音楽教室を運営し始めてから24年目となります。
コンクールにも参加したこともありました。
中には国際コンクールに上位入賞するような生徒さんも在籍しました。今は皆それぞれの場所で活躍しています。
あらためていろいろなこと、思い起こしています。
是非は置いておいて、生徒さんが国際コンクールに参加となると審査員にアピールする曲目を選ばなくてはいけませんでした。
譜読みの段階では到底、無理かと思われそうな楽譜をこちらが提示するのですが、その際、す~~っとそれを受け入れてそのまま練習に入ってゆく、そんな風景を思い出します。
20世紀の作品の場合だと楽譜の読み方それ自体わからないことも多いので、こちらが手取り足取り、教えてあげる必要こそありましたが、家で取り組む際は必ずしも「音楽的」とは言えない音が沢山あったのではないかと想像します。
楽譜そのものが読めないし、読めたとしても難しくて思い通りのテンポで吹くことは到底かなわず、メトロノームのテンポが半分あるいは半分以下の超スローテンポでやらなければいけない箇所も多くなります。
これは現代的な曲でもバロックの曲でも同じです。
多分、ひとりの練習の際はもしかしたら、かなり億劫なところを乗り越えてやって来たのではないか、と今では想像します。

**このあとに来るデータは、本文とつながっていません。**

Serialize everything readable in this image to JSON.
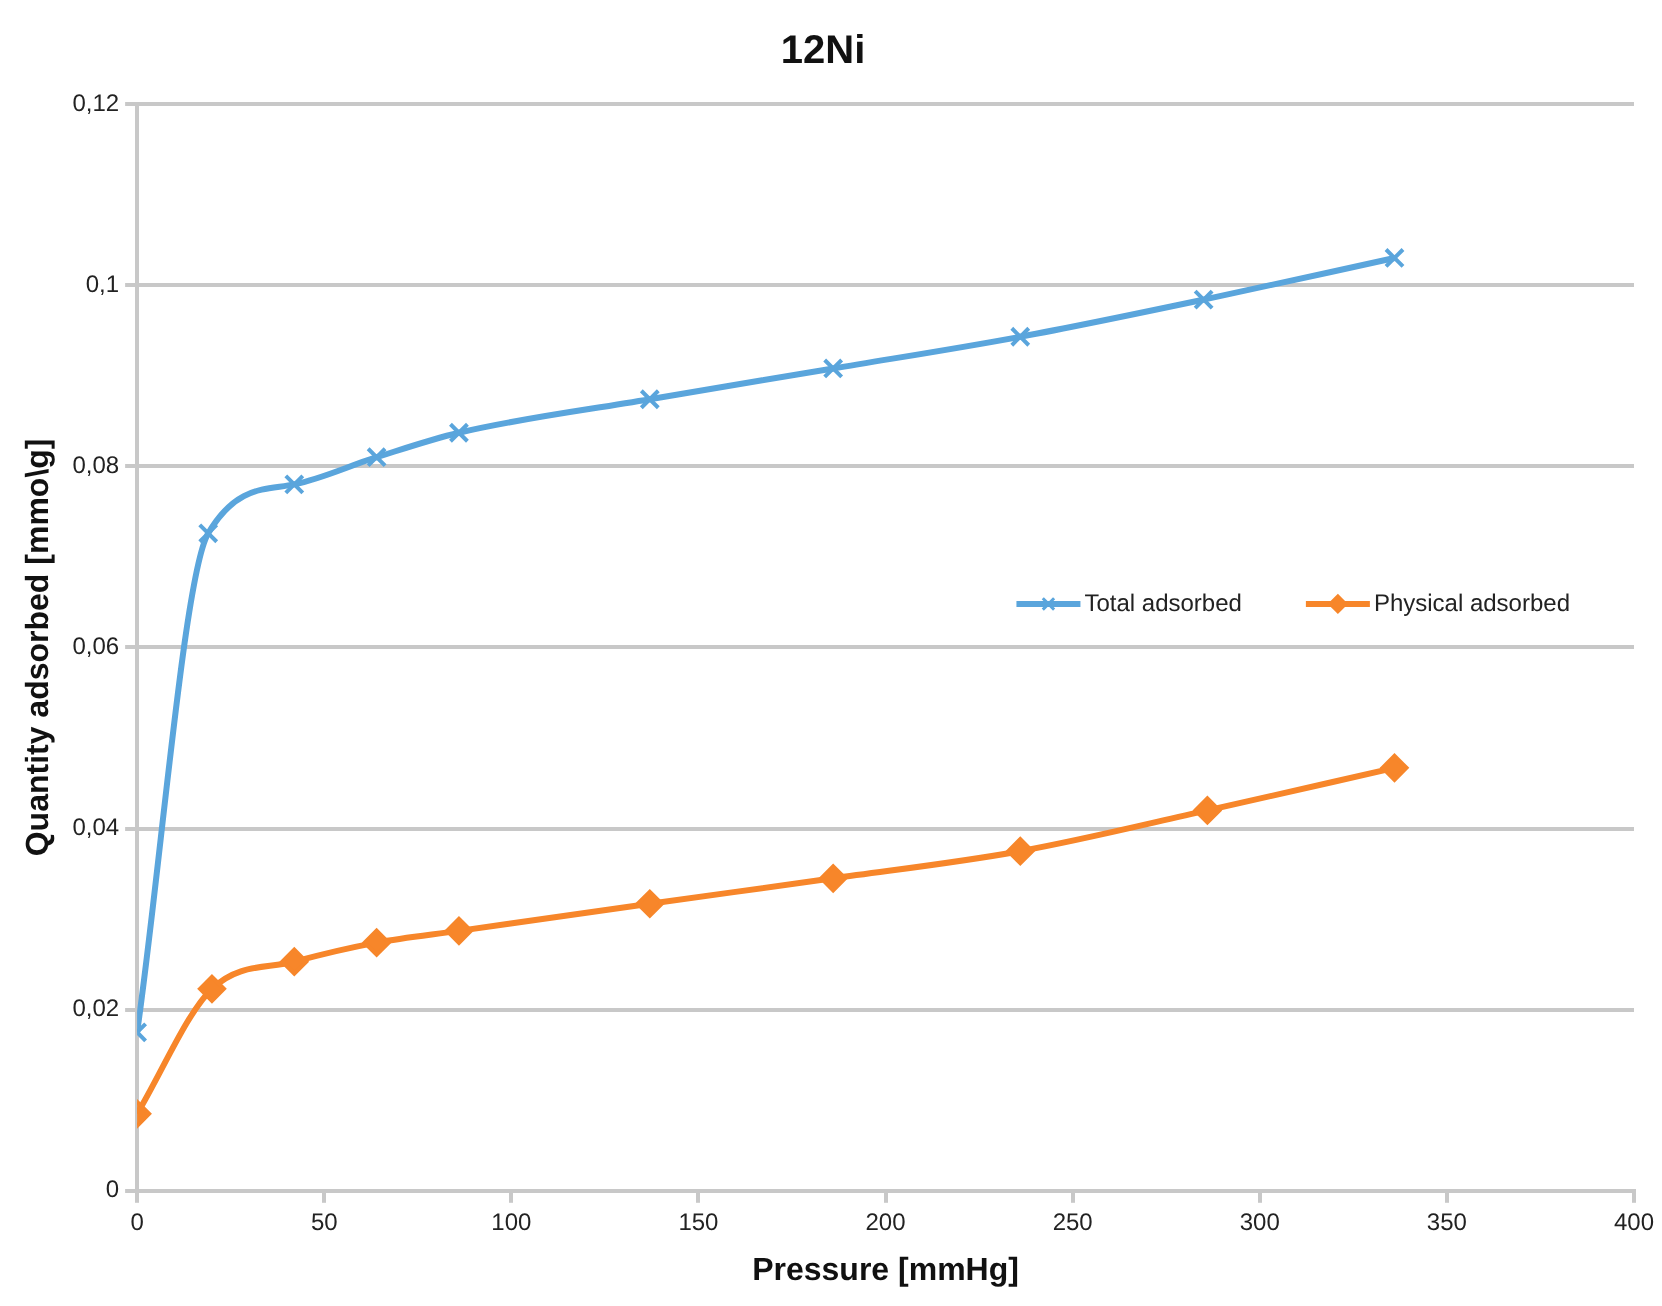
{
  "chart_data": {
    "type": "line",
    "title": "12Ni",
    "xlabel": "Pressure [mmHg]",
    "ylabel": "Quantity adsorbed [mmo\\g]",
    "series": [
      {
        "name": "Total adsorbed",
        "color": "#5aa5dc",
        "marker": "cross",
        "x": [
          0,
          19,
          42,
          64,
          86,
          137,
          186,
          236,
          285,
          336
        ],
        "values": [
          0.0175,
          0.0726,
          0.078,
          0.081,
          0.0837,
          0.0874,
          0.0908,
          0.0943,
          0.0984,
          0.103
        ]
      },
      {
        "name": "Physical adsorbed",
        "color": "#f7862a",
        "marker": "diamond",
        "x": [
          0,
          20,
          42,
          64,
          86,
          137,
          186,
          236,
          286,
          336
        ],
        "values": [
          0.0085,
          0.0223,
          0.0253,
          0.0274,
          0.0287,
          0.0317,
          0.0345,
          0.0375,
          0.042,
          0.0467
        ]
      }
    ],
    "xlim": [
      0,
      400
    ],
    "xticks": [
      0,
      50,
      100,
      150,
      200,
      250,
      300,
      350,
      400
    ],
    "ylim": [
      0,
      0.12
    ],
    "yticks": [
      0,
      {
        "value": 0.02,
        "label": "0,02"
      },
      {
        "value": 0.04,
        "label": "0,04"
      },
      {
        "value": 0.06,
        "label": "0,06"
      },
      {
        "value": 0.08,
        "label": "0,08"
      },
      {
        "value": 0.1,
        "label": "0,1"
      },
      {
        "value": 0.12,
        "label": "0,12"
      }
    ],
    "grid": "y",
    "legend": "right"
  }
}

良い奏者の条件、沢山あるのですが、そのひとつは練習の際にどれだけ「非音楽的」な時間を向き合うことが出来るかどうか、ということです。
その人がその人自身をどれだけ信じられるのか、と言う点が問われるところです。
練習の際は、同じ箇所をゆっくりやってみたり、リズムを変えてみたり、強弱やアーティキュレーションを変えるくらいの変化はつきますが、実際の楽曲の表現とはつながりのない、抽象的な音の連続をつなげる練習、になることに変わりありません。

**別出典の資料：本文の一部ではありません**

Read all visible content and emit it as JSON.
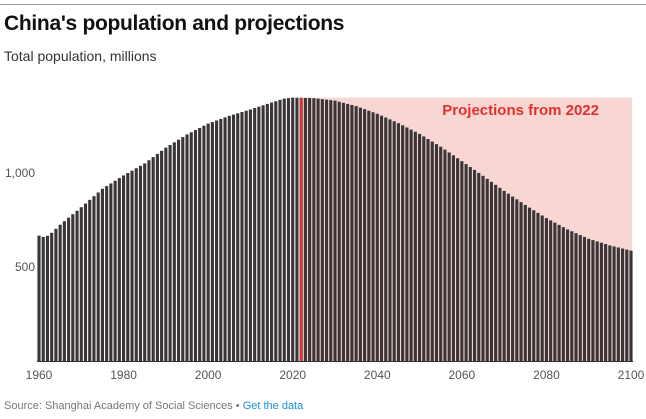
{
  "header": {
    "title": "China's population and projections",
    "subtitle": "Total population, millions"
  },
  "footer": {
    "source": "Source: Shanghai Academy of Social Sciences",
    "separator": "•",
    "link_label": "Get the data"
  },
  "colors": {
    "bar": "#3a3536",
    "projection_band": "#f8d6d4",
    "marker_line": "#e0312f",
    "label": "#e0312f",
    "axis": "#333333"
  },
  "chart_data": {
    "type": "bar",
    "title": "China's population and projections",
    "subtitle": "Total population, millions",
    "xlabel": "",
    "ylabel": "",
    "xlim": [
      1960,
      2100
    ],
    "ylim": [
      0,
      1400
    ],
    "x_ticks": [
      1960,
      1980,
      2000,
      2020,
      2040,
      2060,
      2080,
      2100
    ],
    "y_ticks": [
      {
        "value": 500,
        "label": "500"
      },
      {
        "value": 1000,
        "label": "1,000"
      }
    ],
    "grid": false,
    "projection": {
      "start_year": 2022,
      "label": "Projections from 2022"
    },
    "series": [
      {
        "anchors": {
          "x": [
            1960,
            1961,
            1962,
            1963,
            1965,
            1970,
            1975,
            1980,
            1985,
            1990,
            1995,
            2000,
            2005,
            2010,
            2015,
            2018,
            2020,
            2022,
            2025,
            2030,
            2035,
            2040,
            2045,
            2050,
            2055,
            2060,
            2065,
            2070,
            2075,
            2080,
            2085,
            2090,
            2095,
            2100
          ],
          "values": [
            667,
            660,
            666,
            682,
            725,
            818,
            916,
            987,
            1051,
            1135,
            1205,
            1263,
            1304,
            1338,
            1375,
            1396,
            1401,
            1400,
            1398,
            1385,
            1356,
            1315,
            1265,
            1208,
            1140,
            1063,
            985,
            905,
            830,
            760,
            700,
            650,
            615,
            587
          ]
        }
      }
    ]
  }
}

これは西洋音楽に奏者として、携わる場合に是非は置いて、避けられません。
あまりにも楽曲自身の表現とかけ離れてしまうので、つまらないのです。音と音をただつなげる、なんてそんなことは作曲者の表現意図とは関係なく、奏者が自分の技術的な都合を優先させて、自分の都合で練習してるだけです。

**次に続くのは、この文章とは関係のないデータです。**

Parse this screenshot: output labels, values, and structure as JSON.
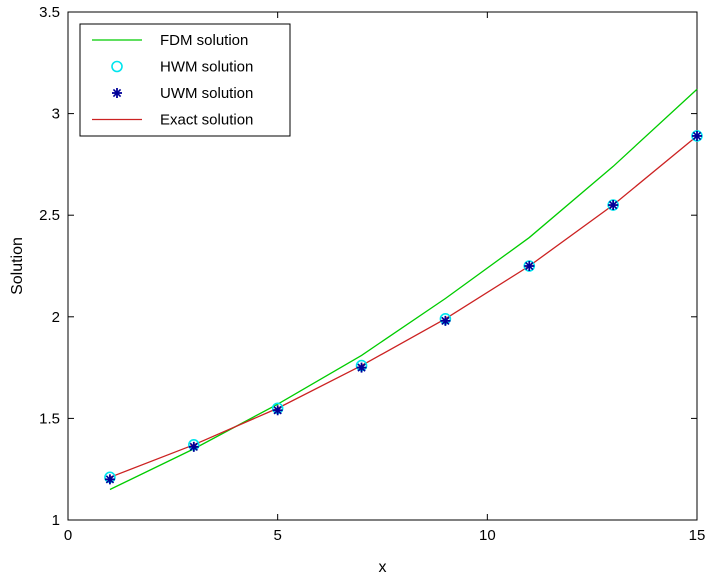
{
  "chart_data": {
    "type": "line",
    "title": "",
    "xlabel": "x",
    "ylabel": "Solution",
    "xlim": [
      0,
      15
    ],
    "ylim": [
      1,
      3.5
    ],
    "xticks": [
      0,
      5,
      10,
      15
    ],
    "yticks": [
      1,
      1.5,
      2,
      2.5,
      3,
      3.5
    ],
    "xtick_labels": [
      "0",
      "5",
      "10",
      "15"
    ],
    "ytick_labels": [
      "1",
      "1.5",
      "2",
      "2.5",
      "3",
      "3.5"
    ],
    "grid": false,
    "legend_position": "top-left",
    "series": [
      {
        "name": "FDM solution",
        "style": "line",
        "color": "#00cc00",
        "x": [
          1,
          3,
          5,
          7,
          9,
          11,
          13,
          15
        ],
        "y": [
          1.15,
          1.35,
          1.57,
          1.81,
          2.09,
          2.39,
          2.74,
          3.12
        ]
      },
      {
        "name": "HWM solution",
        "style": "marker-circle",
        "color": "#00e5ee",
        "x": [
          1,
          3,
          5,
          7,
          9,
          11,
          13,
          15
        ],
        "y": [
          1.21,
          1.37,
          1.55,
          1.76,
          1.99,
          2.25,
          2.55,
          2.89
        ]
      },
      {
        "name": "UWM solution",
        "style": "marker-star",
        "color": "#000099",
        "x": [
          1,
          3,
          5,
          7,
          9,
          11,
          13,
          15
        ],
        "y": [
          1.2,
          1.36,
          1.54,
          1.75,
          1.98,
          2.25,
          2.55,
          2.89
        ]
      },
      {
        "name": "Exact solution",
        "style": "line",
        "color": "#cc2222",
        "x": [
          1,
          3,
          5,
          7,
          9,
          11,
          13,
          15
        ],
        "y": [
          1.21,
          1.37,
          1.55,
          1.76,
          1.99,
          2.25,
          2.55,
          2.89
        ]
      }
    ]
  }
}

ある程度の規模を超える曲になると、必ず難しい箇所があります。その箇所を克服するためにはそこだけ、取り出して技術的な練習を別に行う必要があります。
往々にして機械的な無味乾燥なものとなります。
いわゆる「メカニック」な練習というものです。
感受性の強い奏者ほど、苦しい練習となりかねないやり方です。
でも、そこを通過しないと絶対にそういう曲は吹けるようになりません、コツは自分自身で自分の感受性のスイッチをオフにすることくらいしかありません。
かつての生徒諸君、今は各地で活躍しています。
そんな道を通って来ました。
今日は鹿児島地方、一日、雨模様でした。なんだか昔のこと、思い出されました。